Alzheimer's disease (AD) is the most common form of dementia. Its most important pathological hallmarks are profound neuronal loss, presence of intracellular neurofibrillary tangles, and extracellular deposition of beta-amyloid protein (Aβ) as beta-amyloid plaques. These latter aggregations result in neuronal degeneration in brain regions important not only for memory, but also for other cognitive functions. One of the most important risk factors for AD is age and with the increase of life-expectancy AD has thus become the most common form of dementia. It is now formally recognized by several new diagnostic criteria that AD is not a homogeneous disease.
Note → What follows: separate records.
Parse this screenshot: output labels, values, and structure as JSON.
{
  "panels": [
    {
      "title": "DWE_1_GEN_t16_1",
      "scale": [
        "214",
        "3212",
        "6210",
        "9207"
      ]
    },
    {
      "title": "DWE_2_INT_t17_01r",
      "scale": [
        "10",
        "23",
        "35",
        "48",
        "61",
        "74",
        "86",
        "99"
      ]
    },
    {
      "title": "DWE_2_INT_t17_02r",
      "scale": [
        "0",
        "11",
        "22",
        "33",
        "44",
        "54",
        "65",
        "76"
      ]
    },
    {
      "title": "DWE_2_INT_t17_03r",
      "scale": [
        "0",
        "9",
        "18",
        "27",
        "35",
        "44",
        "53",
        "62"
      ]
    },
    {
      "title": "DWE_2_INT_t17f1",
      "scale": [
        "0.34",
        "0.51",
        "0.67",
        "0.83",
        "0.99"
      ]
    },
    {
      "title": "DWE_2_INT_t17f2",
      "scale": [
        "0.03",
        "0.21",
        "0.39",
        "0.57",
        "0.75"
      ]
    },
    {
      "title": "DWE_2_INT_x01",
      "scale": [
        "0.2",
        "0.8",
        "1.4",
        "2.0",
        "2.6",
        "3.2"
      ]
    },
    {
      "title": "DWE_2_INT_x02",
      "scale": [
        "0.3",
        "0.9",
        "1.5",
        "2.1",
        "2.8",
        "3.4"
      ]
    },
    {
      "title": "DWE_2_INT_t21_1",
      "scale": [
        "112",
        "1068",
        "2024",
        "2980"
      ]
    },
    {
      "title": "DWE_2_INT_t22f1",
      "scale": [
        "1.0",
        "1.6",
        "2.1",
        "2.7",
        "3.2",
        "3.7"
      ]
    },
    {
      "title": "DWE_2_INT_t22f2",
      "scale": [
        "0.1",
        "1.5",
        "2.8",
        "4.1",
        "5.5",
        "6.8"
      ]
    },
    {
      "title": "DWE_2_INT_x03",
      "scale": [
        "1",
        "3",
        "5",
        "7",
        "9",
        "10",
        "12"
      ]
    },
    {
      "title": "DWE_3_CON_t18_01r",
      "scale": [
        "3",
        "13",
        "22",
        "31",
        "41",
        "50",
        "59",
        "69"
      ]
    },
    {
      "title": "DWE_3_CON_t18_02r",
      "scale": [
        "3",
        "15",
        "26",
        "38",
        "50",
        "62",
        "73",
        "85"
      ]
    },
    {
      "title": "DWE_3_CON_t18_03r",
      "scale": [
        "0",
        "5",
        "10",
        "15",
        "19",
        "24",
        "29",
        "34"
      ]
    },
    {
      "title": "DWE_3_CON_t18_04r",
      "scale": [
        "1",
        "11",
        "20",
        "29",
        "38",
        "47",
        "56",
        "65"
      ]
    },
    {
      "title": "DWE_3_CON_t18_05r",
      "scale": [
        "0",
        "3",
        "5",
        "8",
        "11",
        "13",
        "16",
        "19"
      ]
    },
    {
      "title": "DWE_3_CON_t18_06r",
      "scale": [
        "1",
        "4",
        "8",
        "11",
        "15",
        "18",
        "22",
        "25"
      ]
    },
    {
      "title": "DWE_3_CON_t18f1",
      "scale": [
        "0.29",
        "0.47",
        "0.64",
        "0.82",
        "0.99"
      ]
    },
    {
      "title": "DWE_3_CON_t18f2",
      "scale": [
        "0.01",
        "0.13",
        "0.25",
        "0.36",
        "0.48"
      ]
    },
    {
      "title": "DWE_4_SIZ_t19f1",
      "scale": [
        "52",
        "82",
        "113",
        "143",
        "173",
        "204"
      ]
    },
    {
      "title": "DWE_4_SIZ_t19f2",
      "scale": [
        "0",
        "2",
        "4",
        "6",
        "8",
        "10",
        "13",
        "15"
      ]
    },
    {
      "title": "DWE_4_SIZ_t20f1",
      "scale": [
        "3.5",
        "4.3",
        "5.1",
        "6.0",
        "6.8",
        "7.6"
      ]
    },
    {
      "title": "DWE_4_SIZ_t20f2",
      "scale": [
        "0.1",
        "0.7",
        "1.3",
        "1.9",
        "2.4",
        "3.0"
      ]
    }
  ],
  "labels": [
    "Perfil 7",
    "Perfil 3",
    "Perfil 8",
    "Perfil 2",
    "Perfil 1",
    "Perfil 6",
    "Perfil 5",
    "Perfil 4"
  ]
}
The current "Holy Grail" is to be able to diagnose variants of AD before they manifest clinically and before irreparable brain damage is done. To achieve this goal, robust and reliable biomarkers that reflect the pathogenesis of AD have to be implemented. This is of paramount importance because such biomarkers may provide clues to pathways that can be targeted for interventions aimed at disease prevention or improvement. Although much attention has focused on Aβ as a major component of AD, Aβ may be a less attractive target since an increasing amount of data has raised concerns about its causative role in AD. This review will be in two parts, this first part will deal with the current clinical knowledge and the questions raised by the Aβ cascade hypothesis in the pathogenesis of AD and the second part will aim to synthesize our current knowledge and to discuss new data that suggest how immune alterations may contribute to the development of AD and may therefore provide beneficial targets in novel approaches for the treatment of AD.